When a sample is imaged in an optical microscope, differences in intensity and/or color create image contrast, allowing individual features and details of the sample to become visible. Contrast is defined as the difference in light intensity between an image and the adjacent background relative to the overall background intensity. Generally speaking, the human eye requires a minimum contrast value of 0.02 (2%) to distinguish the difference between an image and its background. For other detectors, such as film, video cameras, or photodetectors (CCD and CMOS devices), the minimum contrast ratio is usually a different value. For each detector, the signal-to-noise ratio (noise is all the light in the optical system that has no image information) must be large enough to be able to be interpreted in terms of the formation of coherent images.
Contrast generated in a sample through light absorption, brightness, reflectance, birefringence, light scattering, diffraction, fluorescence or color changes has been a classic method for imaging samples in brightfield microscopy. The ability of a detail to stand out against the background or other adjacent details is a measure of sample contrast.
Cell staining improves contrast and allows for bright field viewing of bacteria. In addition to staining, other methods include phase contrast, differential interference contrast, darkfield, and fluorescent staining.
Tint: Enhance contrast in bright fields
Cells are stained to make them easier to see under bright-field microscopy, with each type of dye having an affinity for specific cells. Many dyes used in microbiology are positively charged and are called basic dyes, such as methylene blue, crystal violet, and safranin. Basic dyes can bind tightly to negatively charged cellular components (nucleic acids and acidic polysaccharides) and can also bind to cell surfaces, which are negatively charged. Therefore, most bacterial cells can be stained nonspecifically.
A simple staining process involves drying the cell suspension on a clean slide, soaking it in a dilute solution of basic dye for 1 to 2 minutes, rinsing it several times in water, then blotting it dry, and observing it with an oil lens.
Differential staining: Gram stain
Making different types of cells show different colors is called differential staining. An important differential staining in microbiology is Gram staining. Based on their reaction in Gram stain, bacteria can be divided into two types: Gram-negative bacteria and Gram-positive bacteria.
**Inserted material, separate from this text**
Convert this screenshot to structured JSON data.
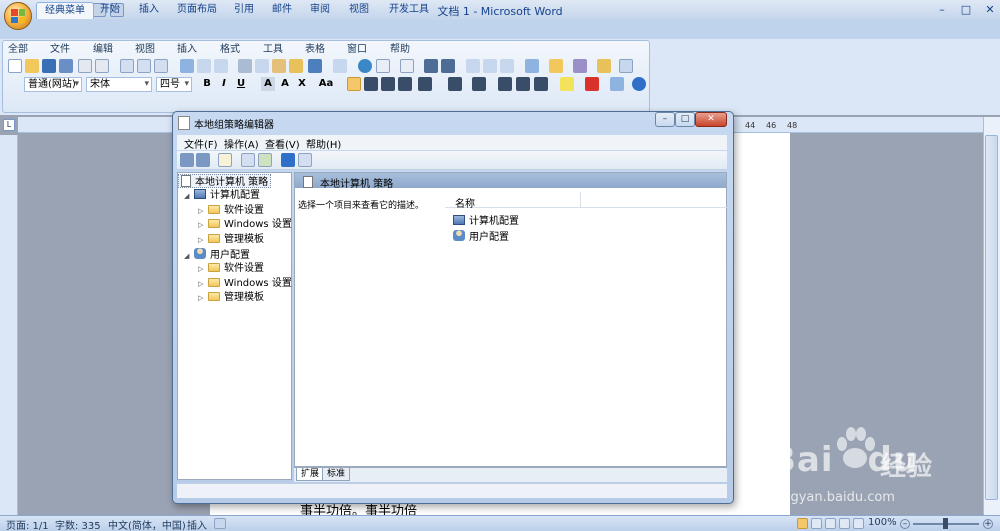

Gram-positive bacteria are purple and Gram-negative bacteria are pink. The difference in color is caused by the different cell wall structures of the bacteria.
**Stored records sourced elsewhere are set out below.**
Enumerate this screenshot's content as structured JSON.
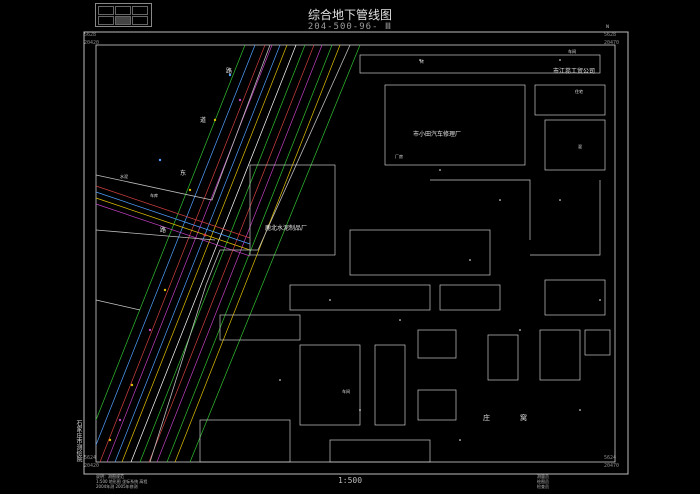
{
  "map": {
    "title": "综合地下管线图",
    "sheet_number": "204-500-96- Ⅲ",
    "scale": "1:500",
    "north_mark": "N",
    "side_text": "石家庄市测绘院",
    "corners": {
      "top_left_x": "5628",
      "top_left_y": "20420",
      "top_right_x": "5628",
      "top_right_y": "20470",
      "bottom_left_x": "5624",
      "bottom_left_y": "20420",
      "bottom_right_x": "5624",
      "bottom_right_y": "20470"
    },
    "notes_left": [
      "说明：测图规范",
      "1:500 地形图 坐标系统 高程",
      "2004年测 2005年修测"
    ],
    "notes_right": [
      "测量员",
      "绘图员",
      "检查员"
    ],
    "labels": {
      "factory_cement": "鹿北水泥制品厂",
      "factory_auto": "市小田汽车修理厂",
      "company_trade": "市江蕊工贸公司",
      "village_chars": [
        "庄",
        "窝"
      ],
      "road_chars": [
        "东",
        "路"
      ],
      "road_chars2": [
        "路",
        "道",
        "二"
      ],
      "misc": [
        "车间",
        "住宅",
        "砖",
        "混",
        "厂房",
        "车间",
        "水泥",
        "车库"
      ]
    }
  }
}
Phase contrast and darkfield microscopy
Although staining is widely used in light microscopy, it requires killing the cells. There are two types of optical microscopes that can improve the image contrast of unstained cells (that is, living cells): phase contrast microscopy and dark field microscopy. Phase contrast microscopy, in particular, is widely used in teaching and scientific research.
The basis of phase contrast microscopy: the refractive index of cells and the surrounding environment are different (that is, the material changes the speed of light). Therefore, the light passing through the cells has a different phase than the light passing through the surrounding liquid. This subtle difference is amplified by the phase contrast objective lens, and the result is in the bright background. A dark image is formed on it.
Under a dark-field microscope, light cannot penetrate the specimen. The light shines directly from the side of the specimen. Only the light scattered when it hits the specimen can reach the lens. As a result, the specimen appears bright against a dark background. Darkfield microscopy has a higher resolution than light microscopy, and some objects can be resolved with darkfield microscopy that cannot be resolved with brightfield or even phase contrast microscopy. Darkfield microscopy is also a great way to observe microbial movement.
Fluorescence microscope
Fluorescence microscopy can observe specimens that emit fluorescence. In fluorescence microscopy, cells are illuminated with one color of light from above to produce fluorescence. Only the fluorescence is visible through the filter, so the cells can glow against a black background.
Cells fluoresce, either because they contain naturally fluorescent substances, such as chlorophyll, or because they are stained with fluorescent dyes. DAPI (46-diamidino-2-phenylindole, 4′,6-diamidino-2-phenylindole) is a widely used fluorescent dye that stains cells bright blue because it interacts with Cellular DNA forms complexes. DAPI can be used to observe cells in natural habitats such as soil, water, food, or clinical specimens. DAPI staining and fluorescence microscopy are widely used in clinical diagnostics and microbial ecology to enable enumeration of bacteria in natural environments or cell suspensions.
The above-mentioned methods of improving the contrast of optical microscopes all observe microbial cells at a two-dimensional level.